La Cité de l'Ameublement est une succession de façades d'immeubles industriels en briques rouges et blanches, ciment gris et vitres au verre dépoli. Une enseigne en mosaïque patinée par le temps rappelle l'époque où le faubourg Saint-Antoine regorgeait d'ateliers d'artisans. Ébénistes et menuisiers ont laissé place à des bureaux créatifs branchés. Au numéro 11, la société de marqueterie Lacroix Marrec, toujours en activité, fait perdurer l'âme du quartier. Créée en 1865, elle continue de mener son activité dans la tradition du compagnonnage et a été reprise il y a deux ans par deux jeunes marqueteurs formés dans les règles de l'art.
« C'est la quantité de pièces sur la surface qui fait la complexité de l'objet »

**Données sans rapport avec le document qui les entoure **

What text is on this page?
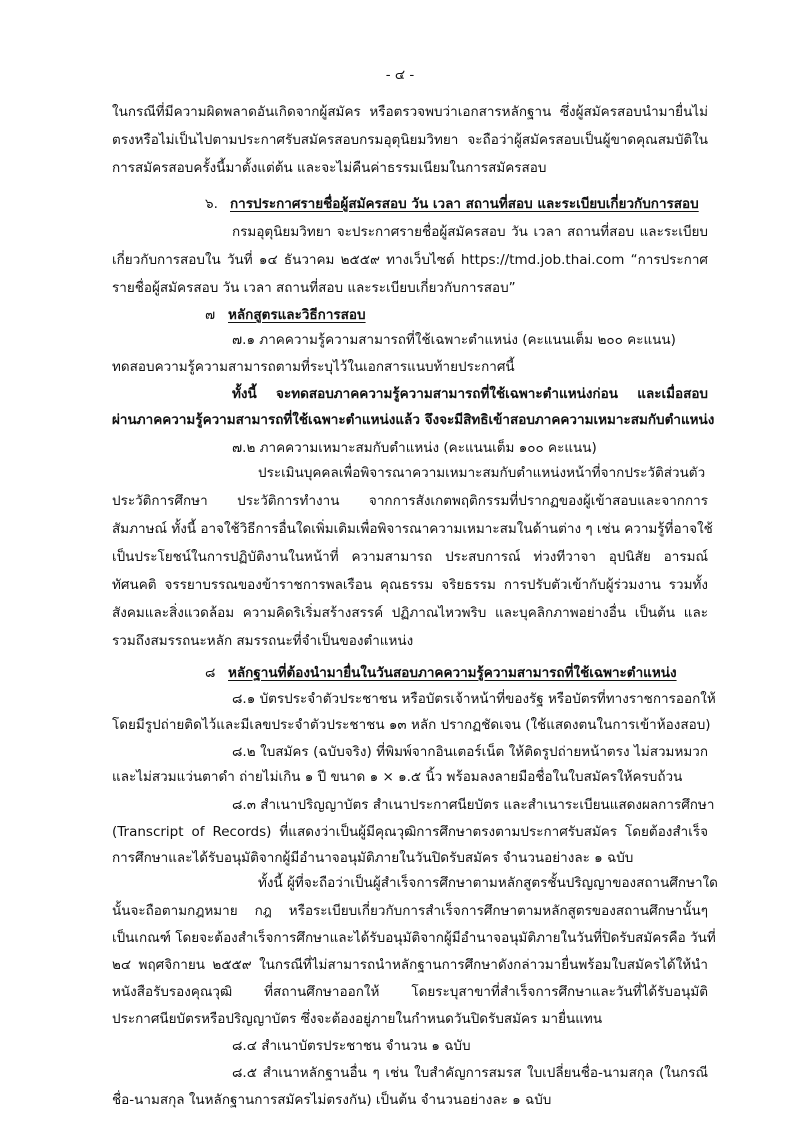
- ๔ -
ในกรณีที่มีความผิดพลาดอันเกิดจากผู้สมัคร หรือตรวจพบว่าเอกสารหลักฐาน ซึ่งผู้สมัครสอบนำมายื่นไม่
ตรงหรือไม่เป็นไปตามประกาศรับสมัครสอบกรมอุตุนิยมวิทยา จะถือว่าผู้สมัครสอบเป็นผู้ขาดคุณสมบัติใน
การสมัครสอบครั้งนี้มาตั้งแต่ต้น และจะไม่คืนค่าธรรมเนียมในการสมัครสอบ
๖. การประกาศรายชื่อผู้สมัครสอบ วัน เวลา สถานที่สอบ และระเบียบเกี่ยวกับการสอบ
กรมอุตุนิยมวิทยา จะประกาศรายชื่อผู้สมัครสอบ วัน เวลา สถานที่สอบ และระเบียบ
เกี่ยวกับการสอบใน วันที่ ๑๔ ธันวาคม ๒๕๕๙ ทางเว็บไซต์ https://tmd.job.thai.com “การประกาศ
รายชื่อผู้สมัครสอบ วัน เวลา สถานที่สอบ และระเบียบเกี่ยวกับการสอบ”
๗ หลักสูตรและวิธีการสอบ
๗.๑ ภาคความรู้ความสามารถที่ใช้เฉพาะตำแหน่ง (คะแนนเต็ม ๒๐๐ คะแนน)
ทดสอบความรู้ความสามารถตามที่ระบุไว้ในเอกสารแนบท้ายประกาศนี้
ทั้งนี้ จะทดสอบภาคความรู้ความสามารถที่ใช้เฉพาะตำแหน่งก่อน และเมื่อสอบ
ผ่านภาคความรู้ความสามารถที่ใช้เฉพาะตำแหน่งแล้ว จึงจะมีสิทธิเข้าสอบภาคความเหมาะสมกับตำแหน่ง
๗.๒ ภาคความเหมาะสมกับตำแหน่ง (คะแนนเต็ม ๑๐๐ คะแนน)
ประเมินบุคคลเพื่อพิจารณาความเหมาะสมกับตำแหน่งหน้าที่จากประวัติส่วนตัว
ประวัติการศึกษา ประวัติการทำงาน จากการสังเกตพฤติกรรมที่ปรากฏของผู้เข้าสอบและจากการ
สัมภาษณ์ ทั้งนี้ อาจใช้วิธีการอื่นใดเพิ่มเติมเพื่อพิจารณาความเหมาะสมในด้านต่าง ๆ เช่น ความรู้ที่อาจใช้
เป็นประโยชน์ในการปฏิบัติงานในหน้าที่ ความสามารถ ประสบการณ์ ท่วงทีวาจา อุปนิสัย อารมณ์
ทัศนคติ จรรยาบรรณของข้าราชการพลเรือน คุณธรรม จริยธรรม การปรับตัวเข้ากับผู้ร่วมงาน รวมทั้ง
สังคมและสิ่งแวดล้อม ความคิดริเริ่มสร้างสรรค์ ปฏิภาณไหวพริบ และบุคลิกภาพอย่างอื่น เป็นต้น และ
รวมถึงสมรรถนะหลัก สมรรถนะที่จำเป็นของตำแหน่ง
๘ หลักฐานที่ต้องนำมายื่นในวันสอบภาคความรู้ความสามารถที่ใช้เฉพาะตำแหน่ง
๘.๑ บัตรประจำตัวประชาชน หรือบัตรเจ้าหน้าที่ของรัฐ หรือบัตรที่ทางราชการออกให้
โดยมีรูปถ่ายติดไว้และมีเลขประจำตัวประชาชน ๑๓ หลัก ปรากฏชัดเจน (ใช้แสดงตนในการเข้าห้องสอบ)
๘.๒ ใบสมัคร (ฉบับจริง) ที่พิมพ์จากอินเตอร์เน็ต ให้ติดรูปถ่ายหน้าตรง ไม่สวมหมวก
และไม่สวมแว่นตาดำ ถ่ายไม่เกิน ๑ ปี ขนาด ๑ × ๑.๕ นิ้ว พร้อมลงลายมือชื่อในใบสมัครให้ครบถ้วน
๘.๓ สำเนาปริญญาบัตร สำเนาประกาศนียบัตร และสำเนาระเบียนแสดงผลการศึกษา
(Transcript of Records) ที่แสดงว่าเป็นผู้มีคุณวุฒิการศึกษาตรงตามประกาศรับสมัคร โดยต้องสำเร็จ
การศึกษาและได้รับอนุมัติจากผู้มีอำนาจอนุมัติภายในวันปิดรับสมัคร จำนวนอย่างละ ๑ ฉบับ
ทั้งนี้ ผู้ที่จะถือว่าเป็นผู้สำเร็จการศึกษาตามหลักสูตรชั้นปริญญาของสถานศึกษาใด
นั้นจะถือตามกฎหมาย กฎ หรือระเบียบเกี่ยวกับการสำเร็จการศึกษาตามหลักสูตรของสถานศึกษานั้นๆ
เป็นเกณฑ์ โดยจะต้องสำเร็จการศึกษาและได้รับอนุมัติจากผู้มีอำนาจอนุมัติภายในวันที่ปิดรับสมัครคือ วันที่
๒๔ พฤศจิกายน ๒๕๕๙ ในกรณีที่ไม่สามารถนำหลักฐานการศึกษาดังกล่าวมายื่นพร้อมใบสมัครได้ให้นำ
หนังสือรับรองคุณวุฒิ ที่สถานศึกษาออกให้ โดยระบุสาขาที่สำเร็จการศึกษาและวันที่ได้รับอนุมัติ
ประกาศนียบัตรหรือปริญญาบัตร ซึ่งจะต้องอยู่ภายในกำหนดวันปิดรับสมัคร มายื่นแทน
๘.๔ สำเนาบัตรประชาชน จำนวน ๑ ฉบับ
๘.๕ สำเนาหลักฐานอื่น ๆ เช่น ใบสำคัญการสมรส ใบเปลี่ยนชื่อ-นามสกุล (ในกรณี
ชื่อ-นามสกุล ในหลักฐานการสมัครไม่ตรงกัน) เป็นต้น จำนวนอย่างละ ๑ ฉบับ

L'atelier est lumineux et la disposition des matériaux, méthodique. Il se prête à un inventaire rapide et instructif des machines : scies sauteuses à arbalète, plafonnières à arbalète, châssis... L'outillage numérique reste complémentaire. Il ne saurait remplacer la précision du manuel, plus adapté à des ajustements permanents d'une pièce à l'autre. C'est un jeu de matières et de couleurs, naturelles ou industrielles, d'essences de bois et de nuances. Il y a du bois de bout coupé dans la largeur du tronc. Du bois de fil coupé dans sa longueur. Du bois naturel et du bois teinté. Du merisier, du sycomore, du palissandre, de l'aracanga, du cèdre du Liban, du wenge, de l'acajou pommelé. Ils se combinent subtilement entre eux ou avec d'autres matériaux (nacre, os, pierre, écaille de tortue, galuchat...) pour composer ces placages polychromes qui viendront orner meubles et décors. En chauffant le bois dans du sable à plus de 300° C pour le brunir, on peut même créer des ombres dont on choisit l'intensité.
À la matière correspond un geste qui va la sculpter. Le geste majeur du marqueteur, c'est la découpe. C'est d'ailleurs le test que les apprentis passent pour l'évaluation de leur niveau. Les pièces sont découpées soit élément par élément, soit assemblées par découpe superposée à la manière de l'École Boule. Chaque action se cale à une cadence régulière pour se répéter, précise et soignée, selon un phrasé sonore réglé comme du papier à musique dont on devine qu'il a nécessité des années d'expérience.